Almost 50 years ago, Bracey, who enlisted in the Marine Corps at the age of 18 in 1967, agreed to be interviewed for a 1970 television documentary “The Black G.I.,” to discuss his experience with racism within the Marine Corps.

The clip was originally posted by history enthusiast Oluwanisola “Sola” Olosunde, a current Urban Planning graduate at Hunter College who, in his spare time, unearths and posts archival photographs and video footage on Twitter. The 2:20 minute interview snippet, which has now garnered almost six million views on Twitter, just happened to be spotted by Bracey’s grandson, Sylvester Bracey III, as he was scrolling through the app.

“I grew up with my grandfather and to be able to see visual confirmation and hear him in his prime, talking about the same things that he was kicking in the 60s, was really powerful,” Bracey III told NBC News. “For as long as he was alive, he was always planning like: ‘How can we as Black people get free? How can we create community? How can we work together to build something that works for us?’ ”

In the interview Bracey, the central figure of the clip, can be seen surrounded by a group of Black Marines as they air to the cameras the injustices they face.

“We come over here, they get a Vietnamese girl,” Bracey can be seen saying. “She call me a n*gger…. A Vietnamese girl. I know that’s not part of their language. Can’t nobody tell me that’s a part of their language.”

Bracey and the other Marines continue to share their grievances, from hairstyle regulations—“They said an afro was legal…but they want us to wear a high and tight. It’s not my culture”—to what they were ultimately fighting for.

“We go over here, we fight, we fight to defend the water we drink, the land we grow our food on and our way of culture,” says Bracey. “We also fight to protect Rockefeller’s foundations…for all of these foundations that the Black man cannot partake.”

Bracey served two tours in Vietnam before returning home where he worked as an electrician, a crane operator, and had a stint with the U.S. Post Office. The Marine experienced liver and kidney issues for much of his life, which his doctors linked to his exposure to Agent Orange. Bracey passed away in December 2019 from heart disease without ever seeing the documentary. 

However, according to his family, until the day he died Bracey was a strong advocate of the civil rights movement. “He was a huge advocate for ‘Black Power,’ believing that Black people should have our own, own our businesses and support our communities,” Angella Allen, Bracey’s ex-wife, told NBC News. “He believed that revolution might be the only answer to equal rights for Blacks. He was a dreamer. He dreamed big for Black people. His biggest desire was to create a spark in others, to ignite their own creations and to use their talents to create a legacy to be passed on and remembered.”

The Vietnam War, divisive within American society, was particularly so for Black Americans.
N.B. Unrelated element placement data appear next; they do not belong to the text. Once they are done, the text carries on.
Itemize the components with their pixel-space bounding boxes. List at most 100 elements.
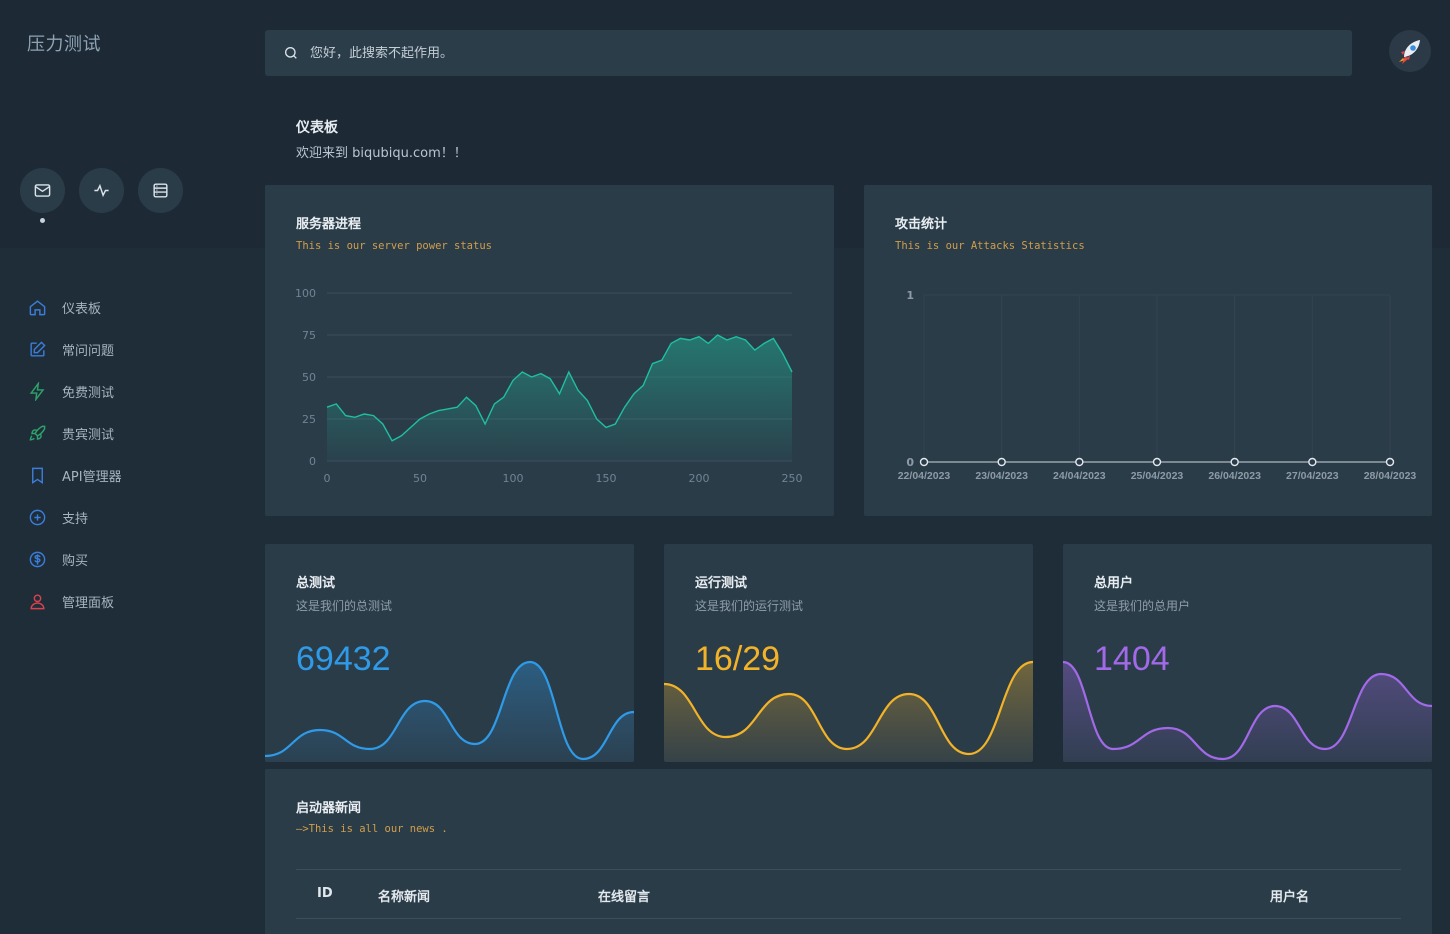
server-button[interactable] bbox=[138, 168, 183, 213]
card-title: 服务器进程 bbox=[296, 217, 362, 232]
home-icon bbox=[27, 297, 47, 317]
sidebar-item-vip-test[interactable]: 贵宾测试 bbox=[27, 412, 247, 454]
wave-area bbox=[265, 662, 634, 762]
x-tick-label: 26/04/2023 bbox=[1208, 470, 1261, 482]
wave-chart bbox=[664, 660, 1033, 762]
column-header-username[interactable]: 用户名 bbox=[1270, 890, 1310, 905]
zap-icon bbox=[27, 381, 47, 401]
card-subtitle: 这是我们的总测试 bbox=[296, 599, 393, 613]
data-point bbox=[1385, 457, 1395, 467]
attack-stats-card: 攻击统计 This is our Attacks Statistics 0 1 22… bbox=[864, 185, 1432, 516]
search-bar[interactable] bbox=[265, 30, 1352, 76]
column-header-id[interactable]: ID bbox=[317, 886, 333, 901]
server-status-card: 服务器进程 This is our server power status 0 2… bbox=[265, 185, 834, 516]
news-table-header: ID 名称新闻 在线留言 用户名 bbox=[296, 869, 1401, 919]
page-subtitle: 欢迎来到 biqubiqu.com！！ bbox=[296, 146, 467, 161]
stat-card-total-tests: 总测试 这是我们的总测试 69432 bbox=[265, 544, 634, 762]
rocket-avatar-icon bbox=[1399, 40, 1420, 64]
sidebar-item-label: 管理面板 bbox=[62, 595, 115, 611]
sidebar-nav: 仪表板 常问问题 免费测试 贵宾测试 API管理器 支持 购买 管理面板 bbox=[27, 286, 247, 622]
mail-icon bbox=[34, 184, 51, 197]
sidebar-item-label: 支持 bbox=[62, 511, 89, 527]
data-point bbox=[1075, 457, 1084, 467]
stat-value: 1404 bbox=[1094, 640, 1170, 678]
data-point bbox=[1152, 457, 1162, 467]
wave-area bbox=[664, 662, 1033, 762]
rocket-icon bbox=[27, 423, 47, 443]
mail-button[interactable] bbox=[20, 168, 65, 213]
active-indicator-dot bbox=[40, 218, 45, 223]
x-tick-label: 0 bbox=[324, 472, 331, 485]
y-tick-label: 1 bbox=[906, 289, 914, 302]
card-title: 总用户 bbox=[1094, 576, 1134, 591]
sidebar-item-label: API管理器 bbox=[62, 469, 122, 485]
y-tick-label: 100 bbox=[295, 287, 316, 300]
server-area-chart: 0 25 50 75 100 0 50 100 150 200 250 bbox=[295, 287, 803, 485]
y-tick-label: 75 bbox=[302, 329, 316, 342]
x-tick-label: 22/04/2023 bbox=[898, 470, 951, 482]
card-subtitle: This is our Attacks Statistics bbox=[895, 240, 1085, 252]
activity-button[interactable] bbox=[79, 168, 124, 213]
column-header-news-name[interactable]: 名称新闻 bbox=[378, 890, 431, 905]
stat-value: 69432 bbox=[296, 640, 391, 678]
y-tick-label: 25 bbox=[302, 413, 316, 426]
sidebar-item-free-test[interactable]: 免费测试 bbox=[27, 370, 247, 412]
plus-circle-icon bbox=[27, 507, 47, 527]
dollar-icon bbox=[27, 549, 47, 569]
y-tick-label: 50 bbox=[302, 371, 316, 384]
x-tick-label: 150 bbox=[596, 472, 617, 485]
wave-chart bbox=[265, 660, 634, 762]
card-title: 总测试 bbox=[296, 576, 336, 591]
data-point bbox=[919, 457, 929, 467]
sidebar-item-label: 贵宾测试 bbox=[62, 427, 115, 443]
search-input[interactable] bbox=[310, 45, 1210, 61]
x-tick-label: 50 bbox=[413, 472, 427, 485]
sidebar-item-api-manager[interactable]: API管理器 bbox=[27, 454, 247, 496]
wave-line bbox=[1063, 660, 1432, 761]
sidebar-item-label: 购买 bbox=[62, 553, 89, 569]
card-subtitle: —>This is all our news . bbox=[296, 823, 448, 835]
sidebar-item-purchase[interactable]: 购买 bbox=[27, 538, 247, 580]
sidebar-item-faq[interactable]: 常问问题 bbox=[27, 328, 247, 370]
card-title: 运行测试 bbox=[695, 576, 748, 591]
wave-chart bbox=[1063, 660, 1432, 762]
x-tick-label: 28/04/2023 bbox=[1364, 470, 1417, 482]
sidebar-item-admin-panel[interactable]: 管理面板 bbox=[27, 580, 247, 622]
data-point bbox=[1308, 457, 1317, 467]
x-tick-label: 250 bbox=[782, 472, 803, 485]
x-tick-label: 200 bbox=[689, 472, 710, 485]
card-subtitle: 这是我们的总用户 bbox=[1094, 599, 1191, 613]
bookmark-icon bbox=[27, 465, 47, 485]
series-area bbox=[327, 335, 792, 461]
search-icon bbox=[285, 47, 297, 59]
sidebar-item-dashboard[interactable]: 仪表板 bbox=[27, 286, 247, 328]
x-tick-label: 24/04/2023 bbox=[1053, 470, 1106, 482]
server-icon bbox=[153, 183, 168, 198]
attack-line-chart: 0 1 22/04/2023 23/04/2023 24/04/2023 25/04/20… bbox=[898, 289, 1417, 482]
edit-icon bbox=[27, 339, 47, 359]
stat-card-running-tests: 运行测试 这是我们的运行测试 16/29 bbox=[664, 544, 1033, 762]
avatar[interactable] bbox=[1389, 30, 1431, 72]
column-header-message[interactable]: 在线留言 bbox=[598, 890, 651, 905]
x-tick-label: 25/04/2023 bbox=[1131, 470, 1184, 482]
page-title: 仪表板 bbox=[296, 120, 338, 136]
sidebar-item-label: 仪表板 bbox=[62, 301, 102, 317]
data-point bbox=[1230, 457, 1239, 467]
card-subtitle: 这是我们的运行测试 bbox=[695, 599, 804, 613]
card-subtitle: This is our server power status bbox=[296, 240, 492, 252]
sidebar-item-label: 免费测试 bbox=[62, 385, 115, 401]
x-tick-label: 27/04/2023 bbox=[1286, 470, 1339, 482]
wave-area bbox=[1063, 662, 1432, 762]
stat-card-total-users: 总用户 这是我们的总用户 1404 bbox=[1063, 544, 1432, 762]
sidebar-item-label: 常问问题 bbox=[62, 343, 115, 359]
activity-icon bbox=[94, 183, 109, 198]
app-title: 压力测试 bbox=[27, 34, 101, 55]
x-tick-label: 100 bbox=[503, 472, 524, 485]
y-tick-label: 0 bbox=[309, 455, 316, 468]
sidebar-item-support[interactable]: 支持 bbox=[27, 496, 247, 538]
x-tick-label: 23/04/2023 bbox=[975, 470, 1028, 482]
news-card: 启动器新闻 —>This is all our news . ID 名称新闻 在… bbox=[265, 769, 1432, 934]
data-point bbox=[997, 457, 1006, 467]
card-title: 启动器新闻 bbox=[296, 801, 362, 816]
user-icon bbox=[27, 591, 47, 611]
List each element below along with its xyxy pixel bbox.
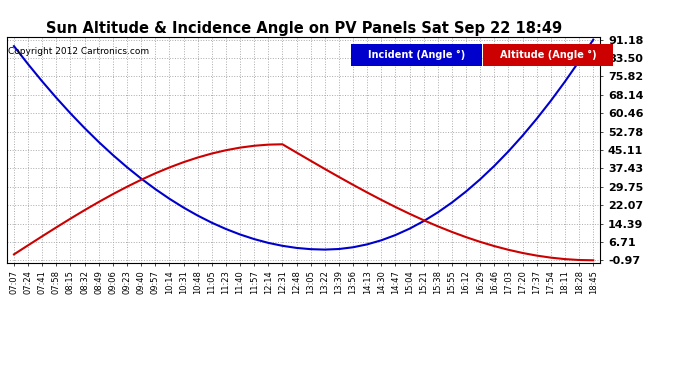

Discriminatory draft practices and treatment against Black troops caused men such as Muhammad Ali and Martin Luther King Jr. to speak out against the war.

The clip, which has since gone viral, speaks to such criticisms.

“In ‘Nam or in the Marines, it was a microcosm of the United States, the same injustices and the same inadequacies,” Sylvester Bracey Jr. told ABC News. “There are so many nuggets, so much to glean from that. I’m just proud that was my father.”